一通り清掃を終え、職員に挨拶を済ませ、真田が明日からの予定を確認した。
「明日は大会に備えて個々でしっかり調整をしておくこと。休みだからと言って気を緩めるな」
明日はひよりがこちらにきて初めての休みだった。テニス部としてはギリギリまで練習をしたいのは山々だが、その気持ちが焦りオーバーワークになりかねないので大会前日は部活を行っていない。
「17日は学校でアップをしてから会場に向かう。開会式に出席、初戦は午後の予定だ。いいな。」
それぞれの返事を受け、真田は幸村に視線を向ける。何か言うことはあるかと、その視線だけで窺った。
幸村は小さく頷いてから一歩前に出た。
「合宿お疲れ様。今年は色々あったけど、練習の成果はいいものが出たと思っている。あとはいつも通り、勝つだけだ」
凛とした声はどこか冷酷なようにも聞こえて、だけど誰も否定することはしなかった。皆の目的はただ一つ、全国三連覇。それだけだ。
「皆を信じている。」
イエッサー!と、声が重なった。どの声も強く熱く、そして大会への期待感に満ちていた。
「俺からは以上だ。…ひより、何か言うことはあるかい」
「えっ、私?」
突然話を振られてひよりは驚く。普段なら構わないがこのような場面で話をするなど考えてもいなかった。
何もないよと断るよりも先に隣にいた仁王に背中を押されて、ひよりは不可抗力で前に出ることになった。
皆の視線も集まり、そうなってしまうと後には引けなかったのでひよりは戸惑いながら口を開く。
「合宿、お疲れ様でした。私は仕事が出来ない時もあったけど、みんながまた強くなってるのはよく分かるよ。全国、頑張ろうね」
「当たり前っすよ!」
「それと、みんなには本当に感謝してる。この合宿だけじゃなくて、こっちに来てから沢山助けてもらったし、色んなものをもらったよ。本当に楽しかった。ありがとう」
「…なんだよそれ。もうお別れみたいな言い方するなよ」
しんみりした空気の中、苦笑してジャッカルが言う。ひよりはそんなつもりはなかったのだが、言われてみると確かにそのように聞こえるので、つられて苦笑した。
「…ごめん、そうだよね。じゃあ最後に、もう一人の私の分も想いを込めて、一つだけ」
もう一人の、と言われて皆は疑問に思うが、ひよりは気にせず思いっきり空気を吸い込んだ。
「常勝!立海!!」
元々声を張り上げることはしないひよりの、今までにないくらいの大きな声が響いた。
目をぎゅっと閉じ、これでもかと口を開いて体全体で叫ぶその様は確かにもう一人のひよりを見ているようで。メンバーはごく自然に同じように空気を吸い込み、同じ言葉をひよりに返した。
そして笑顔を交わす。このメンバーで三連覇する。それが出来る。優勝を疑うことなど誰もしなかった。

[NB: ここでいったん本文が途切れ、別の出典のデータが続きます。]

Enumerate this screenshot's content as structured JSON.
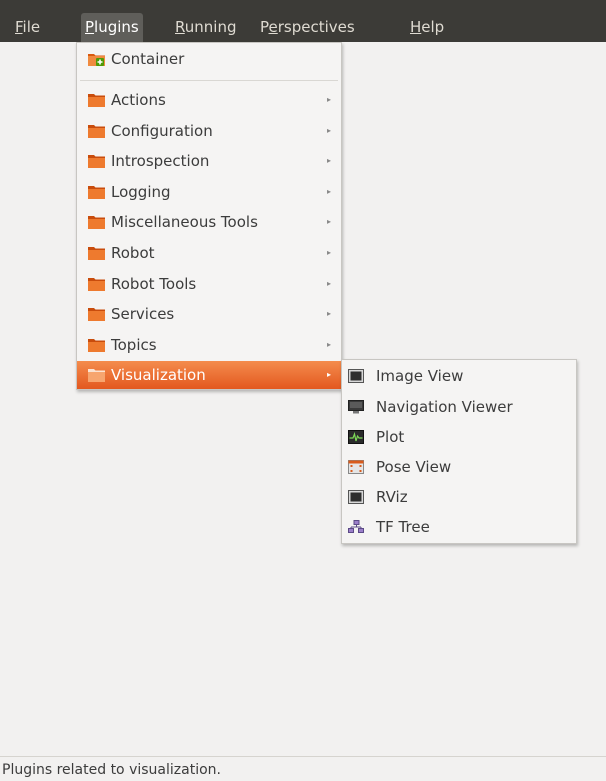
{
  "menubar": {
    "items": [
      {
        "mnemonic": "F",
        "rest": "ile"
      },
      {
        "mnemonic": "P",
        "rest": "lugins"
      },
      {
        "mnemonic": "R",
        "rest": "unning"
      },
      {
        "pre": "P",
        "mnemonic": "e",
        "rest": "rspectives"
      },
      {
        "mnemonic": "H",
        "rest": "elp"
      }
    ]
  },
  "plugins_menu": {
    "container": "Container",
    "items": [
      "Actions",
      "Configuration",
      "Introspection",
      "Logging",
      "Miscellaneous Tools",
      "Robot",
      "Robot Tools",
      "Services",
      "Topics",
      "Visualization"
    ],
    "arrow": "▸"
  },
  "visualization_submenu": {
    "items": [
      "Image View",
      "Navigation Viewer",
      "Plot",
      "Pose View",
      "RViz",
      "TF Tree"
    ]
  },
  "status": "Plugins related to visualization.",
  "colors": {
    "highlight": "#e8632a",
    "menubar": "#3c3b37",
    "folder": "#e85f1c"
  }
}
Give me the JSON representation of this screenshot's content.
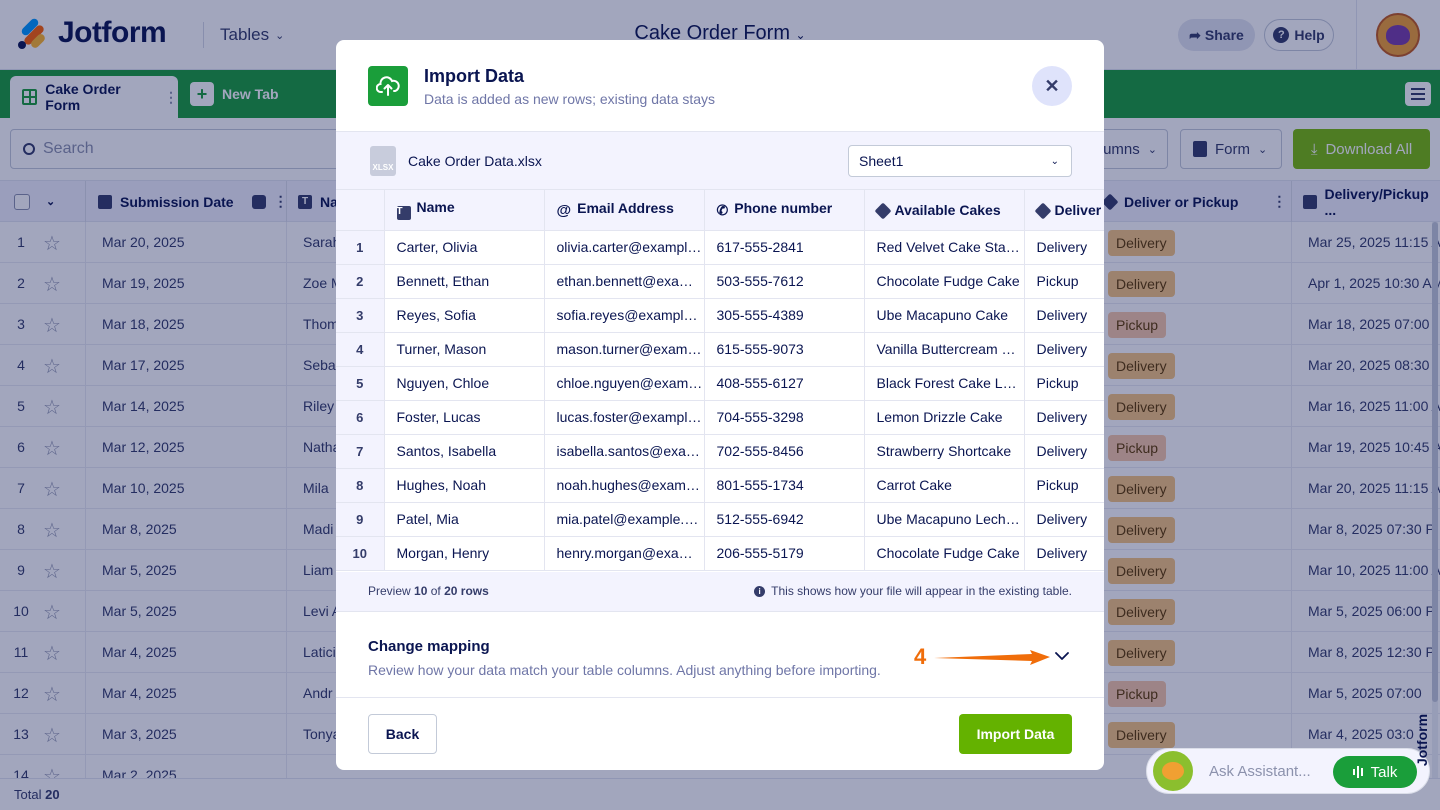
{
  "app": {
    "brand": "Jotform",
    "tables_label": "Tables",
    "title": "Cake Order Form"
  },
  "header": {
    "share_label": "Share",
    "help_label": "Help"
  },
  "tabs": {
    "active": "Cake Order Form",
    "new_tab": "New Tab"
  },
  "toolbar": {
    "search_placeholder": "Search",
    "columns_label": "umns",
    "form_label": "Form",
    "download_label": "Download All"
  },
  "grid": {
    "headers": {
      "submission_date": "Submission Date",
      "name_partial": "Na",
      "deliver_or_pickup": "Deliver or Pickup",
      "delivery_pickup": "Delivery/Pickup ..."
    },
    "rows": [
      {
        "num": "1",
        "date": "Mar 20, 2025",
        "name": "Sarah",
        "status": "Delivery",
        "ddate": "Mar 25, 2025 11:15 A"
      },
      {
        "num": "2",
        "date": "Mar 19, 2025",
        "name": "Zoe M",
        "status": "Delivery",
        "ddate": "Apr 1, 2025 10:30 AM"
      },
      {
        "num": "3",
        "date": "Mar 18, 2025",
        "name": "Thom",
        "status": "Pickup",
        "ddate": "Mar 18, 2025 07:00"
      },
      {
        "num": "4",
        "date": "Mar 17, 2025",
        "name": "Seba",
        "status": "Delivery",
        "ddate": "Mar 20, 2025 08:30"
      },
      {
        "num": "5",
        "date": "Mar 14, 2025",
        "name": "Riley",
        "status": "Delivery",
        "ddate": "Mar 16, 2025 11:00 A"
      },
      {
        "num": "6",
        "date": "Mar 12, 2025",
        "name": "Natha",
        "status": "Pickup",
        "ddate": "Mar 19, 2025 10:45 A"
      },
      {
        "num": "7",
        "date": "Mar 10, 2025",
        "name": "Mila",
        "status": "Delivery",
        "ddate": "Mar 20, 2025 11:15 A"
      },
      {
        "num": "8",
        "date": "Mar 8, 2025",
        "name": "Madi",
        "status": "Delivery",
        "ddate": "Mar 8, 2025 07:30 P"
      },
      {
        "num": "9",
        "date": "Mar 5, 2025",
        "name": "Liam",
        "status": "Delivery",
        "ddate": "Mar 10, 2025 11:00 A"
      },
      {
        "num": "10",
        "date": "Mar 5, 2025",
        "name": "Levi A",
        "status": "Delivery",
        "ddate": "Mar 5, 2025 06:00 P"
      },
      {
        "num": "11",
        "date": "Mar 4, 2025",
        "name": "Latici",
        "status": "Delivery",
        "ddate": "Mar 8, 2025 12:30 P"
      },
      {
        "num": "12",
        "date": "Mar 4, 2025",
        "name": "Andr",
        "status": "Pickup",
        "ddate": "Mar 5, 2025 07:00"
      },
      {
        "num": "13",
        "date": "Mar 3, 2025",
        "name": "Tonya",
        "status": "Delivery",
        "ddate": "Mar 4, 2025 03:0"
      },
      {
        "num": "14",
        "date": "Mar 2, 2025",
        "name": "",
        "status": "",
        "ddate": ""
      }
    ],
    "total_label": "Total",
    "total_value": "20"
  },
  "modal": {
    "title": "Import Data",
    "subtitle": "Data is added as new rows; existing data stays",
    "file_name": "Cake Order Data.xlsx",
    "file_type": "XLSX",
    "sheet": "Sheet1",
    "columns": [
      "Name",
      "Email Address",
      "Phone number",
      "Available Cakes",
      "Deliver"
    ],
    "rows": [
      [
        "1",
        "Carter, Olivia",
        "olivia.carter@example.com",
        "617-555-2841",
        "Red Velvet Cake Standard",
        "Delivery"
      ],
      [
        "2",
        "Bennett, Ethan",
        "ethan.bennett@example.com",
        "503-555-7612",
        "Chocolate Fudge Cake",
        "Pickup"
      ],
      [
        "3",
        "Reyes, Sofia",
        "sofia.reyes@example.com",
        "305-555-4389",
        "Ube Macapuno Cake",
        "Delivery"
      ],
      [
        "4",
        "Turner, Mason",
        "mason.turner@example.com",
        "615-555-9073",
        "Vanilla Buttercream Cake",
        "Delivery"
      ],
      [
        "5",
        "Nguyen, Chloe",
        "chloe.nguyen@example.com",
        "408-555-6127",
        "Black Forest Cake Large",
        "Pickup"
      ],
      [
        "6",
        "Foster, Lucas",
        "lucas.foster@example.com",
        "704-555-3298",
        "Lemon Drizzle Cake",
        "Delivery"
      ],
      [
        "7",
        "Santos, Isabella",
        "isabella.santos@example.com",
        "702-555-8456",
        "Strawberry Shortcake",
        "Delivery"
      ],
      [
        "8",
        "Hughes, Noah",
        "noah.hughes@example.com",
        "801-555-1734",
        "Carrot Cake",
        "Pickup"
      ],
      [
        "9",
        "Patel, Mia",
        "mia.patel@example.com",
        "512-555-6942",
        "Ube Macapuno Leche Flan",
        "Delivery"
      ],
      [
        "10",
        "Morgan, Henry",
        "henry.morgan@example.com",
        "206-555-5179",
        "Chocolate Fudge Cake",
        "Delivery"
      ]
    ],
    "preview_prefix": "Preview",
    "preview_shown": "10",
    "preview_of": "of",
    "preview_total": "20 rows",
    "preview_note": "This shows how your file will appear in the existing table.",
    "mapping_title": "Change mapping",
    "mapping_desc": "Review how your data match your table columns. Adjust anything before importing.",
    "annotation_number": "4",
    "back_label": "Back",
    "import_label": "Import Data"
  },
  "assistant": {
    "placeholder": "Ask Assistant...",
    "talk_label": "Talk",
    "badge_text": "Jotform"
  },
  "colors": {
    "green": "#1a9e3a",
    "import_green": "#64b200",
    "annotation": "#f06d0a",
    "navy": "#0a1551"
  }
}
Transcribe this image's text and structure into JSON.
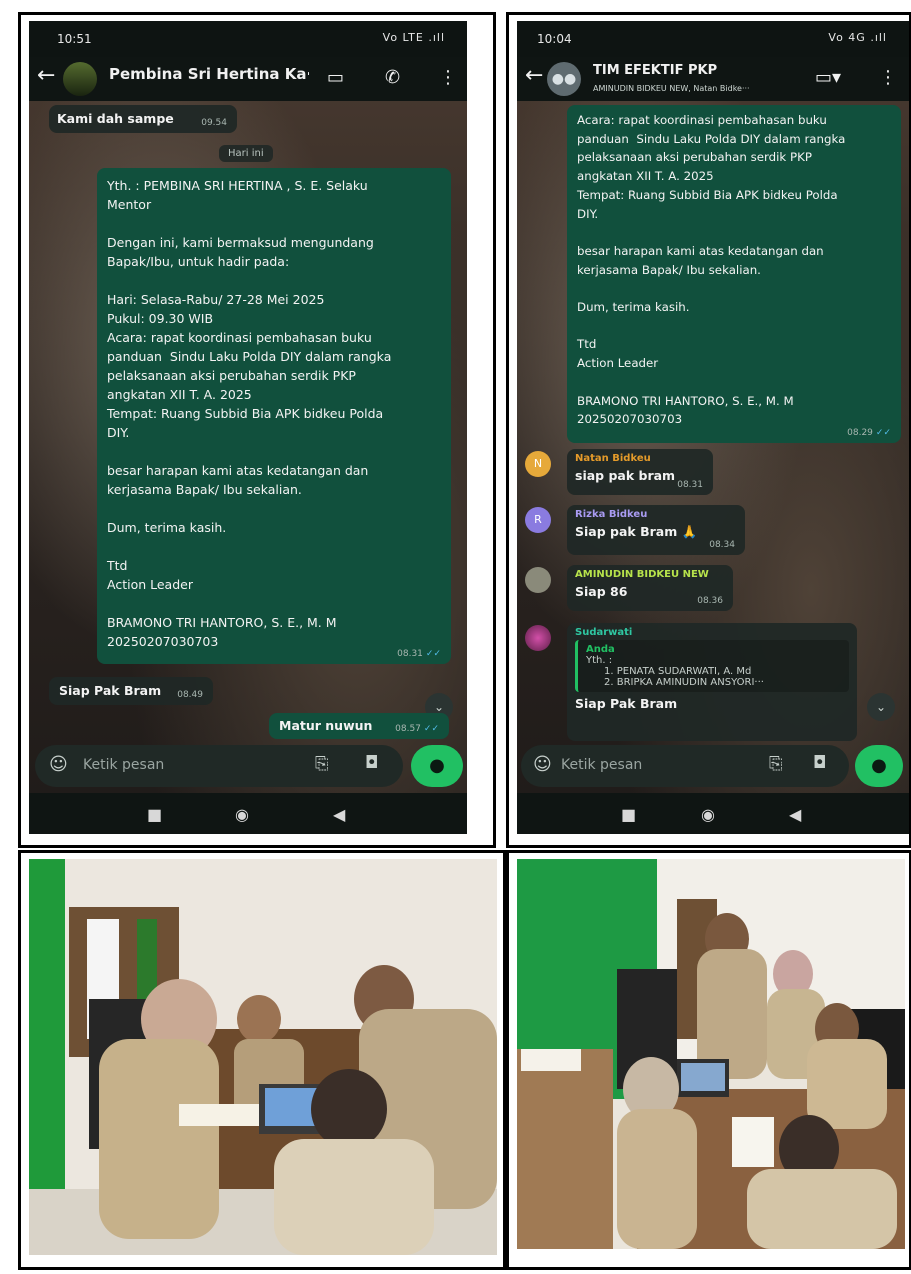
{
  "screen1": {
    "status_time": "10:51",
    "status_icons": "Vo LTE .ıll",
    "chat_title": "Pembina Sri Hertina Ka···",
    "prev_message": {
      "text": "Kami dah sampe",
      "time": "09.54"
    },
    "date_chip": "Hari ini",
    "invite_message": {
      "text": "Yth. : PEMBINA SRI HERTINA , S. E. Selaku\nMentor\n\nDengan ini, kami bermaksud mengundang\nBapak/Ibu, untuk hadir pada:\n\nHari: Selasa-Rabu/ 27-28 Mei 2025\nPukul: 09.30 WIB\nAcara: rapat koordinasi pembahasan buku\npanduan  Sindu Laku Polda DIY dalam rangka\npelaksanaan aksi perubahan serdik PKP\nangkatan XII T. A. 2025\nTempat: Ruang Subbid Bia APK bidkeu Polda\nDIY.\n\nbesar harapan kami atas kedatangan dan\nkerjasama Bapak/ Ibu sekalian.\n\nDum, terima kasih.\n\nTtd\nAction Leader\n\nBRAMONO TRI HANTORO, S. E., M. M\n20250207030703",
      "time": "08.31"
    },
    "reply_in": {
      "text": "Siap Pak Bram",
      "time": "08.49"
    },
    "reply_out": {
      "text": "Matur nuwun",
      "time": "08.57"
    },
    "input_placeholder": "Ketik pesan"
  },
  "screen2": {
    "status_time": "10:04",
    "status_icons": "Vo 4G .ıll",
    "chat_title": "TIM EFEKTIF PKP",
    "chat_subtitle": "AMINUDIN BIDKEU NEW, Natan Bidke···",
    "forward_message": {
      "text": "Acara: rapat koordinasi pembahasan buku\npanduan  Sindu Laku Polda DIY dalam rangka\npelaksanaan aksi perubahan serdik PKP\nangkatan XII T. A. 2025\nTempat: Ruang Subbid Bia APK bidkeu Polda\nDIY.\n\nbesar harapan kami atas kedatangan dan\nkerjasama Bapak/ Ibu sekalian.\n\nDum, terima kasih.\n\nTtd\nAction Leader\n\nBRAMONO TRI HANTORO, S. E., M. M\n20250207030703",
      "time": "08.29"
    },
    "group_messages": [
      {
        "sender": "Natan Bidkeu",
        "initial": "N",
        "text": "siap pak bram",
        "time": "08.31",
        "sender_color": "#e59b2a",
        "avatar_color": "#e6a93a"
      },
      {
        "sender": "Rizka Bidkeu",
        "initial": "R",
        "text": "Siap pak Bram 🙏",
        "time": "08.34",
        "sender_color": "#a99bf2",
        "avatar_color": "#8a7be0"
      },
      {
        "sender": "AMINUDIN BIDKEU NEW",
        "initial": "",
        "text": "Siap 86",
        "time": "08.36",
        "sender_color": "#b7e34b",
        "avatar_color": "#8a8a7a"
      }
    ],
    "quoted_message": {
      "sender": "Sudarwati",
      "sender_color": "#2fc7a2",
      "quote_author": "Anda",
      "quote_lines": [
        "Yth. :",
        "1. PENATA SUDARWATI, A. Md",
        "2. BRIPKA AMINUDIN ANSYORI···"
      ],
      "text": "Siap Pak Bram"
    },
    "input_placeholder": "Ketik pesan"
  }
}
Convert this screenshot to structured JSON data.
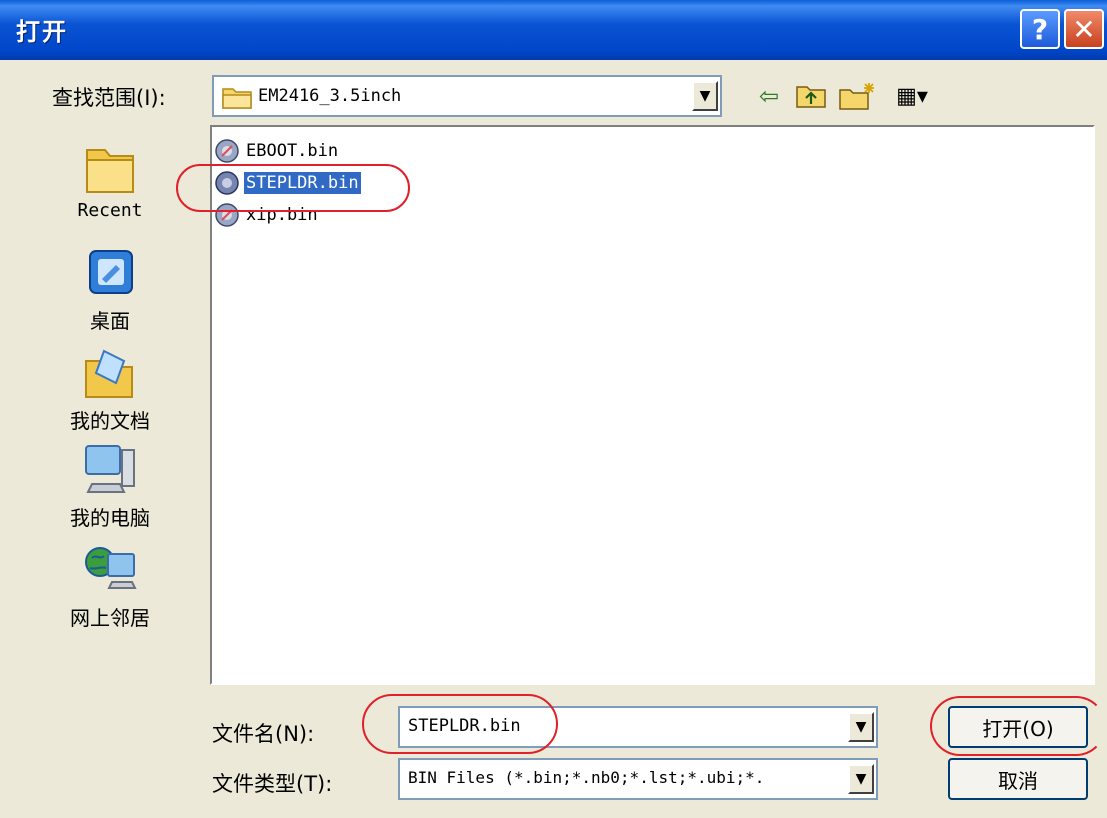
{
  "window": {
    "title": "打开",
    "help_glyph": "?",
    "close_glyph": "✕"
  },
  "lookin": {
    "label": "查找范围(I):",
    "value": "EM2416_3.5inch",
    "dropdown_glyph": "▼"
  },
  "toolbar": {
    "back_glyph": "⇦",
    "up_glyph": "⮤",
    "newfolder_glyph": "✱",
    "view_glyph": "▦▾"
  },
  "places": [
    {
      "label": "Recent",
      "icon": "folder-icon"
    },
    {
      "label": "桌面",
      "icon": "desktop-icon"
    },
    {
      "label": "我的文档",
      "icon": "documents-folder-icon"
    },
    {
      "label": "我的电脑",
      "icon": "computer-icon"
    },
    {
      "label": "网上邻居",
      "icon": "network-icon"
    }
  ],
  "files": [
    {
      "name": "EBOOT.bin",
      "selected": false
    },
    {
      "name": "STEPLDR.bin",
      "selected": true
    },
    {
      "name": "xip.bin",
      "selected": false
    }
  ],
  "filename": {
    "label": "文件名(N):",
    "value": "STEPLDR.bin"
  },
  "filetype": {
    "label": "文件类型(T):",
    "value": "BIN Files (*.bin;*.nb0;*.lst;*.ubi;*."
  },
  "buttons": {
    "open": "打开(O)",
    "cancel": "取消"
  },
  "colors": {
    "annotation": "#e0202a",
    "selection": "#316ac5"
  }
}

帰りは行きと同様にバスを使って学校まで戻り、解散となる。
ひよりはどうしても抵抗があったが他に交通手段がある訳でもない。まだ恐怖心は消えていない。皆が次々と乗り込んでいく様子を見ていたが、ついに残るのは自分だけになってしまった。
ひよりは緊張して呼吸が浅くなる。鼓動が速くなる。けれど今のままではいけないと、意を決してステップに片足を乗せた。
視界に誰かの手の平が映ったのはその時だ。
「大丈夫、俺がついてるよ」
幸村が一段上から手を差し伸べていた。視線が合うと、幸村は更に柔らかく笑顔を携えた。
「…ありがとう」
ひよりは幸村の手を取ってステップを上がる。そのまま繋がれた手は離されることなく、ひよりと幸村は2人席に並んで座った。
隣に幸村くんがいる。怖くて逃げ出したい状態でも、手を繋いでいてくれる。それだけでひよりは安心することができた。
触れた部分から伝わる幸村の体温を感じながら、動揺せずに帰れることを確信した。




辿


自分勝手だとは分かっていても、その誘いを持ちかけた。いついなくなってしまうか分からないこの状況で、可能な限り一緒にいたかった。
独占欲とも言うのかもしれない。自分がこんなに誰かに執着するなんて思ってもなかった。
突然の誘いにもひよりは快く応じてくれたので、帰り際に約束を交わした。
「明日迎えに行くよ。街に出掛けてテニスをしよう」
休みの日までテニスをするのかと誰かに笑われてしまいそうだけど、これが一番いいと思った。
俺達を繋いでくれたのはテニスだし、純粋にひよりとテニスをしたかった。勝敗を意識せずテニスが出来るのは、きっと楽しい。それに、独りで練習していた時とは違う。俺は自分も大切にすることをひよりに教えてもらったんだ。
「それじゃあ、お疲れ様。おやすみ」
髪に触れて今日のさよならを告げると、ひよりは微かに顔を赤くして「おやすみ」と返してくれた。そんな些細なことでもとても可愛く見えて、俺は本当に果報者だと思った。